Refreshing my memory about using Hive but in a local contained set of services using Docker and docker-compose. The idea is that we want to be able to set up a a hive cluster that uses a PostgreSQL metadata relational database to keep track of data across it's datanodes. We use PostgreSQL relational database instead of Apache Derby (the default) instead of HDFS for latency, demo and improved performance purposes.
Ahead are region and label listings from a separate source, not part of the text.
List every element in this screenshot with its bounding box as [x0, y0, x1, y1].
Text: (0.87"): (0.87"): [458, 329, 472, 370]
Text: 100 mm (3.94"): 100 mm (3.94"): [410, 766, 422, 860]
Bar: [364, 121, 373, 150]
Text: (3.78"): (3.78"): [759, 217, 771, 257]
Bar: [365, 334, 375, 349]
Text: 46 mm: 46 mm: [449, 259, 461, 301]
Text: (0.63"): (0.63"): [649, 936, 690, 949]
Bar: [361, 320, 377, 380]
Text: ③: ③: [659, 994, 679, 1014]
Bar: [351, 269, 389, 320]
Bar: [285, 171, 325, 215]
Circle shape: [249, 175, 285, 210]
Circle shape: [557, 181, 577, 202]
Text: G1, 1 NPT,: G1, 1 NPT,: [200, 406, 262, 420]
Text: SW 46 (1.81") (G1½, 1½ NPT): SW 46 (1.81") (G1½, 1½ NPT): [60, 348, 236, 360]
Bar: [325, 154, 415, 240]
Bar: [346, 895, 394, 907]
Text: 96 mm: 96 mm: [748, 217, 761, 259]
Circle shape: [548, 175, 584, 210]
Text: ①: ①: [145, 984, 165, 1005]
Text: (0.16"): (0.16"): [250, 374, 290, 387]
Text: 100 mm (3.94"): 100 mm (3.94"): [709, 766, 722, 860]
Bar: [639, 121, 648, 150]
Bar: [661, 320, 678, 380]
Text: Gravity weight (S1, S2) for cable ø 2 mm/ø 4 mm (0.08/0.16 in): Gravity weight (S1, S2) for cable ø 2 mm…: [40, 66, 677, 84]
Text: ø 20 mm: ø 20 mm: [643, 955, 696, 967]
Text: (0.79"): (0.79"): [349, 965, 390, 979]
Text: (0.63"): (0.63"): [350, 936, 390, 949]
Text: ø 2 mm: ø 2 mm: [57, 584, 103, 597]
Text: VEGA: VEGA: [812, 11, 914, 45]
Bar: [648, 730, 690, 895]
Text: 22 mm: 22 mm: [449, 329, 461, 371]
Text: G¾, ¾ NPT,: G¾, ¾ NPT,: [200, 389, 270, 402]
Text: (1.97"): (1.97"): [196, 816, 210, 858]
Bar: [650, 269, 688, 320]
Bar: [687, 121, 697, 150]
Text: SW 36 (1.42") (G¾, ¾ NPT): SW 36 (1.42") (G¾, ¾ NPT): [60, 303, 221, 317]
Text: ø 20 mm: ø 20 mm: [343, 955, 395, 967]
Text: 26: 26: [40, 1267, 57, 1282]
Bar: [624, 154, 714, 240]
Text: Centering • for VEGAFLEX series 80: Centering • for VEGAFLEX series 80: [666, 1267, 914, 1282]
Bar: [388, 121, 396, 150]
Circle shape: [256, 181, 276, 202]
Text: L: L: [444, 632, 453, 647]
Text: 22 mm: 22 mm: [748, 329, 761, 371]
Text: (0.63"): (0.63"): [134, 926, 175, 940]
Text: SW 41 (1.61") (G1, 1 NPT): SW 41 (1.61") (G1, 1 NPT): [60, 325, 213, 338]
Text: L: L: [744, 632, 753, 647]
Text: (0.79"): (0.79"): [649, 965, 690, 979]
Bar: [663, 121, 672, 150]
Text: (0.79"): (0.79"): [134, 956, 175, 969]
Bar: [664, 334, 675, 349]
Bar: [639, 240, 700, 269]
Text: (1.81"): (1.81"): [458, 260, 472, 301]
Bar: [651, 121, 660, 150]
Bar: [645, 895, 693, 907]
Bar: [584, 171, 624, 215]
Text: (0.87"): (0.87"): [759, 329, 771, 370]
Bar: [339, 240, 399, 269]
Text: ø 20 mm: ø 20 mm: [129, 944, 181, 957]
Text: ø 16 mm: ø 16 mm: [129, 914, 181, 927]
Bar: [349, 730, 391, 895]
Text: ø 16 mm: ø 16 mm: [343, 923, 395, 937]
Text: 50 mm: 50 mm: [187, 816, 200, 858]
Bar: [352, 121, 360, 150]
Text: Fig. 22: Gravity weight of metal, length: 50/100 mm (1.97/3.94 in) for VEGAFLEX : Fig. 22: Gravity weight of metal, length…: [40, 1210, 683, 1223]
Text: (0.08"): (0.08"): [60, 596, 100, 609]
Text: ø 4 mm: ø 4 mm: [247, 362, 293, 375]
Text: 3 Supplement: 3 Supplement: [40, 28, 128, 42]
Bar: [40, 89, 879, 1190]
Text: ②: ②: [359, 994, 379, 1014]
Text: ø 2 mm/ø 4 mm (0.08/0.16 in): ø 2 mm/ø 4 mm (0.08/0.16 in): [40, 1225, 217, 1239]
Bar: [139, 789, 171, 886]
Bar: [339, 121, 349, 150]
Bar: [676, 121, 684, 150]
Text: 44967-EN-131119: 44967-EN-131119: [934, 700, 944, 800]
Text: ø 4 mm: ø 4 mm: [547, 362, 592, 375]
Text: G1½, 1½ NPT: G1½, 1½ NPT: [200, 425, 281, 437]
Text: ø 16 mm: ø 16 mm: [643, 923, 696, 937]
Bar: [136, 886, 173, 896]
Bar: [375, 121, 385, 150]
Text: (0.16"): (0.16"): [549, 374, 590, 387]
I was literally inspired by this post: https://hshirodkar.medium.com/apache-hive-on-docker-4d7280ac6f8e
Name node: central node in a hive cluster that keeps track of all data on data nodes using hive table. has environmental variables and volume data
Data node: built from the hadoop-datanode
image on Dockerhub, this service contains the actual data distributed across our hive cluster. In this case, we have a cluster of 1. contains volume data mounted locally from hdfs/datanode/
and relies on some environmental variable data from the hadoop-hive.env
file as well as the environment
instruction from the docker-compose.yml
.
Hive Server: This Hive server was built from the Hive
image from Dockerhub. For metadata table store for your hive service, we use an hive image that specifies that use of Postgres as it's relational database with specifications/configs/env vars from the hadoop-hive.env
file, the environment
instruction in the docker-compose.yml
and the volume data in the employee
folder at the root directory. It depends on the hive-metastore
service.
Hive Metastore: created using the hive-postgres image, it relies on hive-metastore-postgres-sql
service before starting. This service has dependies from the environmental variables in the hadoop-hive.env
file and the environment
instruction in the docker-compose.yml
Hive Metastore Postgresql: based on the hive-metastore-postgresql
image on Dockerhub, it acts as the relational database store for our metadata on our cluster. It depends on the datanode
service container to be up.
In the root directory, run docker-compose up -d
. This will start up all the necessary containers that will run : The namenode
, datanode
, hive-server
, hive-metastore
, and hive-metastore-postgresql
services for our tutorial.
We need to make sure that all of our services are upped correctly after the images have been built and the containers are started.
docker stats
We can start with creating a database with a table using the HQL script (employee_table.hql
) on the hive-server.
We can start by shelling into the hive-server:
docker exec -it
Run the HQL script that has the DDL to create the testdb
database and the employee
table using hive
:
cd ..
cd employee
hive -f employee_table.hql
While we are still in the hive-server container, we need to use hadoop
to initialize the employee
table with some records from our CSV file. While we are still in the /employee
directory, from the above section, we can run:
hadoop fs -put employee.csv hdfs://namenode:8020/user/hive/warehouse/testdb.db/employee
Shell into the hadoop hive-server, that uses postgres as a metastore, and use the hive
command to check if the new entries were created in the hive database
Run:
docker exec -it hive-server
hive
show databases;
use testdb;
show tables;
select * from employee;
A successful run of the last query should yield something like this:
hive> select * from employee;
OK
1 Rudolf Bardin 30 cashier 100 New York 40000 5
2 Rob Trask 22 driver 100 New York 50000 4
3 Madie Nakamura 20 janitor 100 New York 30000 4
4 Alesha Huntley 40 cashier 101 Los Angeles 40000 10
5 Iva Moose 50 cashier 102 Phoenix 50000 20
Time taken: 0.722 seconds, Fetched: 5 row(s)